Although Moyes scotched suggestions he has requested a transfer, Van Persie is miffed with the training methods. Raymond Verheijen, erstwhile Wales coach, slated Moyes' training methods again on Saturday night. Verheijen observed United's pre-season preparations in Sydney and was scathing on Twitter as far back as July, when he branded the coaching akin to something out of Jurassic Park. Moyes admitted he had overtrained Van Persie at the time, and the Dutchman has missed four Premier League matches through injury, compared with none last season. United have not won any of those games.
"It's clear that current coaching staff is tactically clueless. There is hardly any understanding between players. What is the playing style?" Verheijen queried.
The football has hardly been carpe diem, either. United have scored three goals from open play at home in the League and they barely threatened a startlingly comfortable Newcastle defence on Saturday after they had conceded. Literally every player, including Javier Hernández, was summoned back to defend a corner. Negativity is an argument often levelled at Mourinho, although he auditioned for the United role so magnanimously during Real Madrid's round-of-16 tie in the spring it suggested he would embrace the club's attacking ethos.
Yet Mourinho might not have embraced the loathed owners, the Glazer family, so warmly.
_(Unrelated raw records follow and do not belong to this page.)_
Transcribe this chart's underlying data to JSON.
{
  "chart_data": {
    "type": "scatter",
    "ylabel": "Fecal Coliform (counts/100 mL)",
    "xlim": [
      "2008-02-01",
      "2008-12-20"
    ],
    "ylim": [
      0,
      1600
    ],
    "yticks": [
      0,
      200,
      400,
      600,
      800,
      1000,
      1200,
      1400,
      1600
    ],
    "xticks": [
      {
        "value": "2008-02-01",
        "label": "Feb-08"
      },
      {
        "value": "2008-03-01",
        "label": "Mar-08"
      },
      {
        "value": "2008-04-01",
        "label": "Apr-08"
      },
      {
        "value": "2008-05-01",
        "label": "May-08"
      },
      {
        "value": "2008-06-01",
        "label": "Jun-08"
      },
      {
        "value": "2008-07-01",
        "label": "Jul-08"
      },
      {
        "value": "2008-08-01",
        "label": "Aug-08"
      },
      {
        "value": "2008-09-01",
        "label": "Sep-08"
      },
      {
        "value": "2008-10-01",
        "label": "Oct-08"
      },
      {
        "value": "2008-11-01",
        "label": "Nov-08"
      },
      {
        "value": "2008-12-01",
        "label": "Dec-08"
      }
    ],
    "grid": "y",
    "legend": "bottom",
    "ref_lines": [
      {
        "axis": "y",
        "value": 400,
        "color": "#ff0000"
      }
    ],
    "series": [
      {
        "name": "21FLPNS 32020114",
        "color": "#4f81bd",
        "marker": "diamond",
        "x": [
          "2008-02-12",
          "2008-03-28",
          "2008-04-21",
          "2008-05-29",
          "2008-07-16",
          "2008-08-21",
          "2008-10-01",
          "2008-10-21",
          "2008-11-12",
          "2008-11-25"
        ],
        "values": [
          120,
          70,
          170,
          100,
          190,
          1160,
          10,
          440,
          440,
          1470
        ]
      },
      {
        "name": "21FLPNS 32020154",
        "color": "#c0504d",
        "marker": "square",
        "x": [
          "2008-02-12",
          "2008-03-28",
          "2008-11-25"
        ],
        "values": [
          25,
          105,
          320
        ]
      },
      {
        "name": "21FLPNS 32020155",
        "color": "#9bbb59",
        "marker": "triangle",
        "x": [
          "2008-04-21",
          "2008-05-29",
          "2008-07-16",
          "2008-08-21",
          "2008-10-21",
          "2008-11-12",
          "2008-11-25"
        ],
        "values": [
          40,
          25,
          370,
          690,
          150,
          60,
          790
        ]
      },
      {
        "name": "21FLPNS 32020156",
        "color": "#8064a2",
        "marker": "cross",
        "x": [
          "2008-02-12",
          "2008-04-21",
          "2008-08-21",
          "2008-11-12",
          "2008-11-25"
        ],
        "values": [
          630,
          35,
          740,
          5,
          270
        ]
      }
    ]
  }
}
Woodward said there was "no budget" in the summer and left United's pre-season tour in Australia on "urgent transfer business", yet Marouane Fellaini was the sole arrival. Although he was responsible for the Glazers' toxic takeover in 2005, Ferguson gave United stability via success and his unique hypocrisy, though Moyes' quandary is he will never boast an aura similar to his predecessor.
United are eight points off the final Champions League berth, let alone the Premier League summit, and, as early as it is for the club's latest Scot in charge, sacking him would make some sense, if only there was an outstanding contender to replace him. Jürgen Klopp, installed as the favourite to succeed Moyes, signed a contract until 2018 with Borussia Dortmund last month, which makes Ryan Giggs the likeliest option.
An aberration for United under Ferguson would be a trophyless season, let alone failing to qualify for the Champions League for the first time in 19 years, but the club reined in expectations by offering Moyes a six-year contract.
A bottom-half of the table finish might prove to be unconscionable, although United's fiscal outlook is dependent on a third-place finish, at least. At Everton, it was top 10. Moyes is still in Evertonian mode.